If you have the Delorean to hand, set the clock to 1964 and accelerate to 88 miles per hour and drive into Denmark. You'll see a very different footballing landscape than that which you see today. The biggest clubs back then were the likes of Esbjerg, AB, KB and B1909 – hardly names that set the pulse racing.
However, while the Beatles were conquering America, the modern Danish league started to take shape when the club known today as IF Brøndby were formed after a merger of a number of local clubs. The club received heavy investment over the next few years, eventually reaching the top division for the first time in 1981.
In their first game of that season they beat B1909 7-1 with two goals from Michael Laudrup, who would go on to be one of Denmark’s best ever players. Four years later they won the league for the first time and became the first fully professional team in Denmark.
Despite winning the league no fewer than five times in the next six seasons, and developing such talent as Michael’s younger brother Brian Laudrup, Peter Schmeichel and John Jensen, they couldn't put Danish football on the European map – although in 1991 under current national coach Morten Olsen they were minutes away from a continental final when AS Roma beat them in the semi-finals of the UEFA Cup.
The club were listed on the Danish stock exchange in 1987 but ran into trouble after a controversial decision to purchase a bank left them seriously in debt. Things got worse before they got better: across Copenhagen, 15-time champions KB merged with B1903, immediately assuming the latter's place in the top flight and rapidly being given permission to pay at the brand new 38,000-seat national stadium Parken. Brøndby fans were best described as unhappy but they now had some serious competition.

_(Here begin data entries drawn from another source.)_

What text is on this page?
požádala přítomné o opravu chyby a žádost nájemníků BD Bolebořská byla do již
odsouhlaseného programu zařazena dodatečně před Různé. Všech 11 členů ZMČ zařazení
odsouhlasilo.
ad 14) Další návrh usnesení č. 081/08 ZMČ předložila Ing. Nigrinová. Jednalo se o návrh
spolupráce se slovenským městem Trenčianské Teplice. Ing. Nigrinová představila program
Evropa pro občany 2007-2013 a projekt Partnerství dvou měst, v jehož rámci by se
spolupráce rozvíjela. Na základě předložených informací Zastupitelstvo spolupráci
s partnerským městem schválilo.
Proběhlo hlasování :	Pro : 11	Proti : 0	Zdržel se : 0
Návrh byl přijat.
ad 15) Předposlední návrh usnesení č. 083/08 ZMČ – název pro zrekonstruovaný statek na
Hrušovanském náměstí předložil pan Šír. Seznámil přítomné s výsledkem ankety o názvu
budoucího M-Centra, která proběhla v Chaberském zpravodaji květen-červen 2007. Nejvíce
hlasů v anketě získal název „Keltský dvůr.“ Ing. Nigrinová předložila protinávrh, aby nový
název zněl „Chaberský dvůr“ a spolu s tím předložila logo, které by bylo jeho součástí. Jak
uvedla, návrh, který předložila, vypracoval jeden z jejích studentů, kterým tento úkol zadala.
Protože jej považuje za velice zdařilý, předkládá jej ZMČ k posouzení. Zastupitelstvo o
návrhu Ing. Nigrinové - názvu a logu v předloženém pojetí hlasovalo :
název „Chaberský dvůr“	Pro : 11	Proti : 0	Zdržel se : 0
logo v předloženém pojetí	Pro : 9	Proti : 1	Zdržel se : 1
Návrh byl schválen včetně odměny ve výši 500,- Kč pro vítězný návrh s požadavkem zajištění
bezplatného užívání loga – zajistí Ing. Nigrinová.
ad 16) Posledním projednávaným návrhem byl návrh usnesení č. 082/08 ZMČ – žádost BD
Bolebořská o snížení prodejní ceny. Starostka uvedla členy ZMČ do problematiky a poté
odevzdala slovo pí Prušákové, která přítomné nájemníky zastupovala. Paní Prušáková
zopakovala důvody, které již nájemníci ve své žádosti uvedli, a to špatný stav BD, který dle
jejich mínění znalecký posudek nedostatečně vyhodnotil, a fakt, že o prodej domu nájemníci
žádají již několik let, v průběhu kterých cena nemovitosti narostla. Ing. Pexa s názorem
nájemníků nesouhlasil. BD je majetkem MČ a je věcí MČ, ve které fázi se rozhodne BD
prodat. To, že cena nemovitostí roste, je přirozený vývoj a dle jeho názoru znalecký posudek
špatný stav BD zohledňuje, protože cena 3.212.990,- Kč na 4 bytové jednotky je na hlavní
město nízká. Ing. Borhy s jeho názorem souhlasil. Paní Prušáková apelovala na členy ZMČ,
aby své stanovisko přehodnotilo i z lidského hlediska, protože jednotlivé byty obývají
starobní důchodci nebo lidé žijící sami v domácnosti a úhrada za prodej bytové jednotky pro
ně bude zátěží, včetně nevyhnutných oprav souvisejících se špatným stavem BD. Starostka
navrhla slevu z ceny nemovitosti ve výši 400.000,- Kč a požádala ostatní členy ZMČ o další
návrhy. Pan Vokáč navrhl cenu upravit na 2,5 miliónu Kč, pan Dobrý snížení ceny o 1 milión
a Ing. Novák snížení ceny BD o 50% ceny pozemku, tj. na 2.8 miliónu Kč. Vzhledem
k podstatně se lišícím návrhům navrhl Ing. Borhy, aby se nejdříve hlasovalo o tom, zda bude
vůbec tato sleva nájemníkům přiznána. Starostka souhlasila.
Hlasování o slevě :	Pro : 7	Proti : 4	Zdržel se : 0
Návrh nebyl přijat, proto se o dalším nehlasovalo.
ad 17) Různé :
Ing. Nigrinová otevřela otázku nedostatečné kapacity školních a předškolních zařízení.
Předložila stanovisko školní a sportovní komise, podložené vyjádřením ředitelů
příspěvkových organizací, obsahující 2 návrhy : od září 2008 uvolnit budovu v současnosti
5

A fierce rivalry was born, especially after FCK won their first title in 1993, and Brøndby had to fight for the trio of championships they won in the mid-1990s. Since then, though, they've mainly played second fiddle to the new kids: since 1998, Brøndby have won only two championship to FCK's eight.
The 29,000-seat Brøndby stadium was originally used in 1965, although at the time was no more than a field with raised embankments. It's amazing to think that until 1980 the ground featured only one stand (with just 1,200 seats) and a couple of rudimentary floodlights.

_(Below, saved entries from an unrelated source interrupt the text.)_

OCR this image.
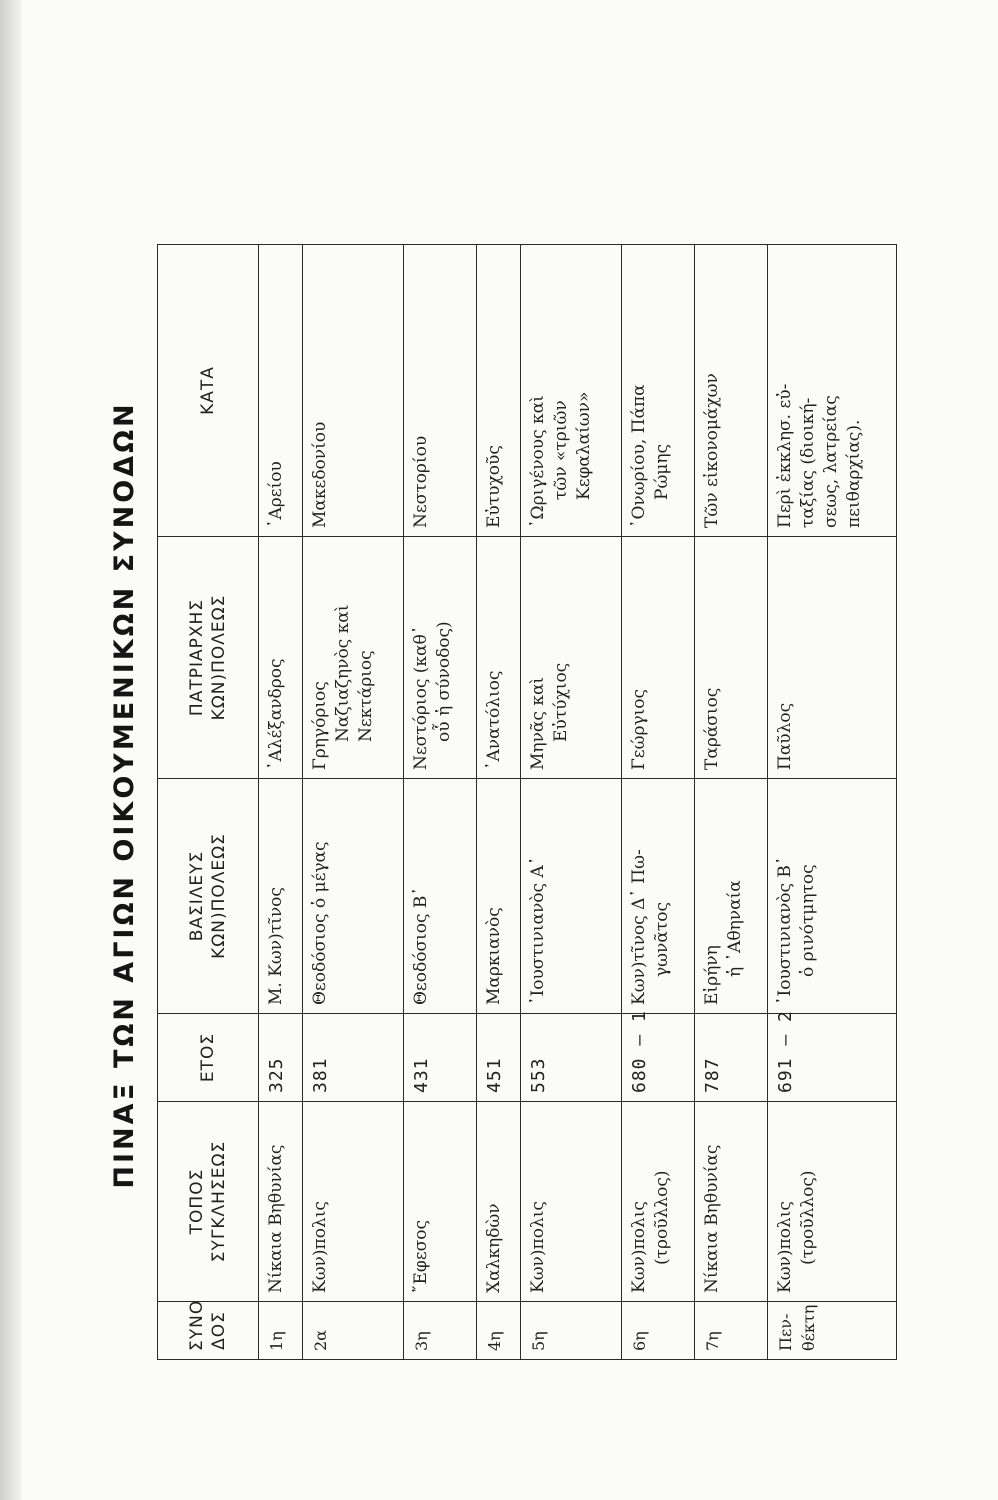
ΠΙΝΑΞ ΤΩΝ ΑΓΙΩΝ ΟΙΚΟΥΜΕΝΙΚΩΝ ΣΥΝΟΔΩΝ
ΣΥΝΟ ΔΟΣ	ΤΟΠΟΣ ΣΥΓΚΛΗΣΕΩΣ	ΕΤΟΣ	ΒΑΣΙΛΕΥΣ ΚΩΝ)ΠΟΛΕΩΣ	ΠΑΤΡΙΑΡΧΗΣ ΚΩΝ)ΠΟΛΕΩΣ	ΚΑΤΑ

1η	Νίκαια Βηθυνίας	325	Μ. Κων)τῖνος	᾽Αλέξανδρος	᾽Αρείου

2α	Κων)πολις	381	Θεοδόσιος ὁ μέγας	Γρηγόριος Ναζιαζηνὸς καὶ Νεκτάριος	Μακεδονίου

3η	῎Εφεσος	431	Θεοδόσιος Β᾽	Νεστόριος (καθ᾽ οὗ ἡ σύνοδος)	Νεστορίου

4η	Χαλκηδὼν	451	Μαρκιανὸς	᾽Ανατόλιος	Εὐτυχοῦς

5η	Κων)πολις	553	᾽Ιουστινιανὸς Α᾽	Μηνᾶς καὶ Εὐτύχιος	᾽Ωριγένους καὶ τῶν «τριῶν Κεφαλαίων»

6η	Κων)πολις (τροῦλλος)	680 — 1	Κων)τῖνος Δ᾽ Πω- γωνᾶτος	Γεώργιος	᾽Ονωρίου, Πάπα Ρώμης

7η	Νίκαια Βηθυνίας	787	Εἰρήνη ἡ ᾽Αθηναία	Ταράσιος	Τῶν εἰκονομάχων

Πεν- θέκτη	Κων)πολις (τροῦλλος)	691 — 2	᾽Ιουστινιανὸς Β᾽ ὁ ρινότμητος	Παῦλος	Περὶ ἐκκλησ. εὐ- ταξίας (διοική- σεως, λατρείας πειθαρχίας).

A new 5,000-seater stand was built in 1982, and as the team became more successful further stands were added, taking the capacity to just under 20,000 in 1990. The latest redevelopment work started in 1999 and was completed in October 2000 when 28,000 crammed into the stadium for the first time to watch the Copenhagen derby.
The end result is a stadium that is almost identical in look and feel to Derby’s Pride Park, St Mary’s in Southampton and Coventry's Ricoh Arena: all four stands are two-tiered, with a complete wraparound roof. The hardcore fans tend to congregate in the Faxe Tribune, which literally bounces on a match day.
The stadium is a 30-minute journey from Copenhagen central station. The easiest way to get there is to catch a Line B S-tog train to Glostrup or a Line A one to Brøndby Strand Station and then catch bus either 131 or 500S. Extra buses run on a match day. Alternatively you can catch the 500S bus from Ørestad metro station. Be warned, the buses do get very busy and “boisterous” before and after the games.
The easiest way is with a ticket-and-plane package from the FourFourTwo Travel Shop. If you want to go it alone, it's almost unheard of for any domestic games to sell out, except those against FC Copenhagen, and so you'll be able to turn up on the day to buy tickets. If you insist on getting them in advance then you can from the Brøndby shop at the stadium or online here. For normal matches tickets cost between 150Kr and 200Kr. For the derby matches they rise to 250Kr and 350Kr. If you have any queries then the ticket office can be contacted at email@example.com.
AROUND THE STADIUM
The stadium is located in the western suburbs of the city and sits in a nice residential area. However, the club has a great supporters' bar-cum-restaurant, 19964, which is open for fans to go and have a few beers and a Danish sausage or two. Danish fans are some of the most hospitable in the world and any fans coming to visit the club on a weekend trip will get a very warm welcome, especially if they bring a few souvenirs from their clubs in England.